Avec le développement des semoirs pneumatiques présentant beaucoup d’avantages, le semoir mécanique s’est cantonné ces dernières années à des modèles d’entrée de gamme. Mécaniquement simples et fiables, ils se voulaient abordables. Pourtant, ces machines semblent trouver un second souffle grâce à certains constructeurs historiques et d’autres plus récents, qui proposent des gammes adoptant une partie des dernières technologies présentes sur leurs grands frères pneumatiques.

Des semoirs bien équipés

Nouveaux design, nom et surtout équipements, les semoirs mécaniques, que ce soit le Cataya d’Amazone ou le Sitera de Kuhn, n’ont plus rien à voir avec leurs ancêtres.
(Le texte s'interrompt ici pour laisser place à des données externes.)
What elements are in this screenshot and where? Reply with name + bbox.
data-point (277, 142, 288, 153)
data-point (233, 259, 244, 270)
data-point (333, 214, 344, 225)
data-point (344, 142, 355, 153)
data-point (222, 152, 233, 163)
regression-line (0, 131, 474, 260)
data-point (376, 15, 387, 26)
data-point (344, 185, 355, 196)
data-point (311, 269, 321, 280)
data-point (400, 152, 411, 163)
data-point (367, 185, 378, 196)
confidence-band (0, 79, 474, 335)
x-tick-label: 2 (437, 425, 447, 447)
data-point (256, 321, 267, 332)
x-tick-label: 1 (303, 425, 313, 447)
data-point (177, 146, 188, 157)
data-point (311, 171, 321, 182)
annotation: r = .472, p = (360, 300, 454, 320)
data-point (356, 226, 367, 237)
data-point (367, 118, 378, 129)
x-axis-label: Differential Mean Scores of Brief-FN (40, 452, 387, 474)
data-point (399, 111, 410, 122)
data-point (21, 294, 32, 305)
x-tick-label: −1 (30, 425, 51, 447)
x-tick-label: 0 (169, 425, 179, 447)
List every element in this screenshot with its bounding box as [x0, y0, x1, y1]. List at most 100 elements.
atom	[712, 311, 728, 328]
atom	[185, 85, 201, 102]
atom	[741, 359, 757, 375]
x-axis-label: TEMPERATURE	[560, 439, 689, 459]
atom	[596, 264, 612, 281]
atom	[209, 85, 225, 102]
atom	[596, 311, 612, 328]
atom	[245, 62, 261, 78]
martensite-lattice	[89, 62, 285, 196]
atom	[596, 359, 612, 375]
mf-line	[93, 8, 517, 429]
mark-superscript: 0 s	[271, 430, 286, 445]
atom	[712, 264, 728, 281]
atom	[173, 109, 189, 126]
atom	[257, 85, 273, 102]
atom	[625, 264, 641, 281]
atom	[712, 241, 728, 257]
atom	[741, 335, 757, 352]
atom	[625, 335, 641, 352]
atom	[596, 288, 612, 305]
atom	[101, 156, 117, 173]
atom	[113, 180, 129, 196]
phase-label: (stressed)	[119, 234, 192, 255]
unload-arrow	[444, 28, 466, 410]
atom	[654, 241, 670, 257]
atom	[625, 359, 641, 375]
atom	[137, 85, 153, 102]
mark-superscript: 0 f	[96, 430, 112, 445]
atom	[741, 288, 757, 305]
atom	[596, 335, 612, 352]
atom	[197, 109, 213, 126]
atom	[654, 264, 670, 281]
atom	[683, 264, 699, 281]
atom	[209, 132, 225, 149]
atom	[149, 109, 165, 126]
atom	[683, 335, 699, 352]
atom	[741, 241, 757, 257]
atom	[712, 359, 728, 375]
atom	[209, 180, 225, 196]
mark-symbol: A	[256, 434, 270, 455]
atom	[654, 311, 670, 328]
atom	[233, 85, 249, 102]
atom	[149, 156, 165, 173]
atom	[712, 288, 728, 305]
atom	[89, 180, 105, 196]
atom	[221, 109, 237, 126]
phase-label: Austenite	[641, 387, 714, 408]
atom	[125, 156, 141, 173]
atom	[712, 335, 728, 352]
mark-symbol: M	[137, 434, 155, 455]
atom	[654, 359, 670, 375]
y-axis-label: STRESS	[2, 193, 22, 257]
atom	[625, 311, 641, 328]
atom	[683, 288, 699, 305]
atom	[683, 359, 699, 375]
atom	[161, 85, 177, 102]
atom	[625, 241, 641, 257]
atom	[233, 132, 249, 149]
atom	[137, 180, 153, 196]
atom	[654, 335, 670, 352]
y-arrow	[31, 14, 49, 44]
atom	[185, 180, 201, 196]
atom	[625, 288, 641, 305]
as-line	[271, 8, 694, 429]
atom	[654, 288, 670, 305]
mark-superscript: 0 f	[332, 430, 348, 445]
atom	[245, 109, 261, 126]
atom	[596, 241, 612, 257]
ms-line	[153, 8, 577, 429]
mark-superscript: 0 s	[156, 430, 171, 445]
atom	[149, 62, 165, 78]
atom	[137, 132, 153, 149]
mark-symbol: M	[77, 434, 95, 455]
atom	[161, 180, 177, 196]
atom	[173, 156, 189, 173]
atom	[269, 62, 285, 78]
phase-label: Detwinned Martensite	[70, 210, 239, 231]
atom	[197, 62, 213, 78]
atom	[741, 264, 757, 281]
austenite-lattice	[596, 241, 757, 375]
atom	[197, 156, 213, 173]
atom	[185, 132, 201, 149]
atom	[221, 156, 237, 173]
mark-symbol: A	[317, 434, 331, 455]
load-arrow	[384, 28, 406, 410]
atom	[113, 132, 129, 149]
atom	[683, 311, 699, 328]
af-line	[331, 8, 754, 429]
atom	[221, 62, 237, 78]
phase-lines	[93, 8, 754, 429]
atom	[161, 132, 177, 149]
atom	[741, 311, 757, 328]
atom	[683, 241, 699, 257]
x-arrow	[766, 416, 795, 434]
Ils sont, par exemple, disponibles avec différentes barres de semis, notamment des versions haut de gamme. Les éléments sont alors à doubles disques, montés sur parallélogramme et en décalé pour un semis régulier et un semoir adapté à la présence de résidus. La pression appliquée sur les éléments semeurs peut être gérée hydrauliquement afin d’être ajustée simplement depuis la cabine. Des capteurs électroniques de fin de trémie ou des éclairages led sont aussi présents. Le modèle d’Amazone peut être muni du semoir d’interculture GreenDrill. Les éclateurs sont montés à l’arrière de la rampe de semis.

Isobus et électrique

Parmi les grosses évolutions technologiques, ces machines peuvent devenir Isobus. Il est possible de les piloter avec divers boîtiers compatibles. De même, les données produites lors des travaux peuvent être collectées et exportées.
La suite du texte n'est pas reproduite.